The kitchen had been my domain for the last ten years of the hotel’s existence, a noisy, bustling nexus of waiters coming and going, trays clattering, lots of shouting, all with the mission of feeding 600 ravenous guests three meals a day. I would orchestrate this mayhem from my station at a table the color of a pink flamingo, the air fragrant with pastrami and roast beef, Danish, and challah straight from the oven. Now the table is gone, and the vast space seems eerily hollow in the tranquil service of the ashram.

After I visit the kitchen, I walk over to the terraced area where our Olympic-sized outdoor pool once reigned as the focal point for our guest's busy day. But the grounds of what had been the Hotel Brickman have been transformed to reflect the austerity of the SYDA Foundation, and I am struck speechless: When my family owned the hotel, the terraces were lined with colorful chaise lounges: and now the terraces are empty. The pool has been filled in and turned into a lawn. Nothing feels familiar. I do not feel at home.

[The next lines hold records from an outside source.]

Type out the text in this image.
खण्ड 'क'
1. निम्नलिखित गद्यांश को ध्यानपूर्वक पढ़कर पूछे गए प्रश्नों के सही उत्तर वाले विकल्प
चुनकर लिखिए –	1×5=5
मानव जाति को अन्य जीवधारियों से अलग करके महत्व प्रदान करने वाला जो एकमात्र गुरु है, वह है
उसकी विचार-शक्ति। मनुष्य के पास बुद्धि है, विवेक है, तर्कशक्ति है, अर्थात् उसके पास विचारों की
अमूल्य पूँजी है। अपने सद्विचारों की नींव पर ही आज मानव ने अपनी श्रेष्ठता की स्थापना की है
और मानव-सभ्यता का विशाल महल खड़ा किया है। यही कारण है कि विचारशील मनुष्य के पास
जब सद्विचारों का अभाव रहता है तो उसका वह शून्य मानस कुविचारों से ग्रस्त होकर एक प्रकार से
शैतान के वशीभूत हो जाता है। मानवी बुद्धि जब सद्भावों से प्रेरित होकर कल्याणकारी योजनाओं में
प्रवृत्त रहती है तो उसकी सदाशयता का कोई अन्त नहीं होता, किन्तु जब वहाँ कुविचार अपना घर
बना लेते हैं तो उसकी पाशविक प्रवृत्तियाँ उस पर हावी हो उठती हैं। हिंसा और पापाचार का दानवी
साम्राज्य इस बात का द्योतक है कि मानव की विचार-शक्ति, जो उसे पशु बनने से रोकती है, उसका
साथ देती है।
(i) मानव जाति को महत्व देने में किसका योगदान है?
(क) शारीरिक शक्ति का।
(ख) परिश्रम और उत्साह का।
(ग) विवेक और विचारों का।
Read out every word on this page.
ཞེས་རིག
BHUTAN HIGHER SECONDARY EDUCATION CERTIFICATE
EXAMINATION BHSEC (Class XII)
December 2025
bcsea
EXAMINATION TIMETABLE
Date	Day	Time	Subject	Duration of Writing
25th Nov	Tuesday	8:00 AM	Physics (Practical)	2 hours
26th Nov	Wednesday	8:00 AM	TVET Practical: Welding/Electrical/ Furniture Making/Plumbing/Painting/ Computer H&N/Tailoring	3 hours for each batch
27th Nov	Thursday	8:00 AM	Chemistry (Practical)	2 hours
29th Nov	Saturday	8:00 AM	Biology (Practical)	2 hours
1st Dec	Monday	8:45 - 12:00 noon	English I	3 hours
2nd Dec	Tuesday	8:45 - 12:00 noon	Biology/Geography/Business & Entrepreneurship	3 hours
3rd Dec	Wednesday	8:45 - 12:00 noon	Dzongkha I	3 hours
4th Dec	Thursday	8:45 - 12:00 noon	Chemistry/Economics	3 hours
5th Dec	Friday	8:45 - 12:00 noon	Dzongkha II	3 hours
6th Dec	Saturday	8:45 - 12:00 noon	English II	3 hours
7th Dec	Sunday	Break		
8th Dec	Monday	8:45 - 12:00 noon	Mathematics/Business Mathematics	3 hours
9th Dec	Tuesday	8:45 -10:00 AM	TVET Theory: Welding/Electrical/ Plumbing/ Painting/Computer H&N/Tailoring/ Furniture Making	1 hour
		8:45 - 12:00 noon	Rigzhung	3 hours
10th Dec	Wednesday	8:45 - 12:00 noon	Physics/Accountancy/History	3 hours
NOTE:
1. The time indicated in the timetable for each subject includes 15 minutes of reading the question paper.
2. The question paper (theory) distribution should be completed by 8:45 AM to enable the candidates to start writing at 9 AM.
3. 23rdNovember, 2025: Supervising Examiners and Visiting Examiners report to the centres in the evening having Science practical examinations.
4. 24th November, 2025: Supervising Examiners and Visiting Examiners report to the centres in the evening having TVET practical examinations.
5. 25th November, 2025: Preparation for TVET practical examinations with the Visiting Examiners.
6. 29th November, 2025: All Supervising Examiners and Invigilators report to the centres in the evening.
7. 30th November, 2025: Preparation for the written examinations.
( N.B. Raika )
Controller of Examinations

A few years later, I returned with my two cousins. As we approached the outdoor pool, a devotee of the ashram came up and asked us what we were doing there. We told him we were part of the Posner family that used to own this property, and we just wanted to look around. We were asked to leave, just like we used to tell the bungalow people.

The hotel was much more than the family business. It was my home, and I loved it. But on this day, I soaked up what vestiges of the past I could and moved on.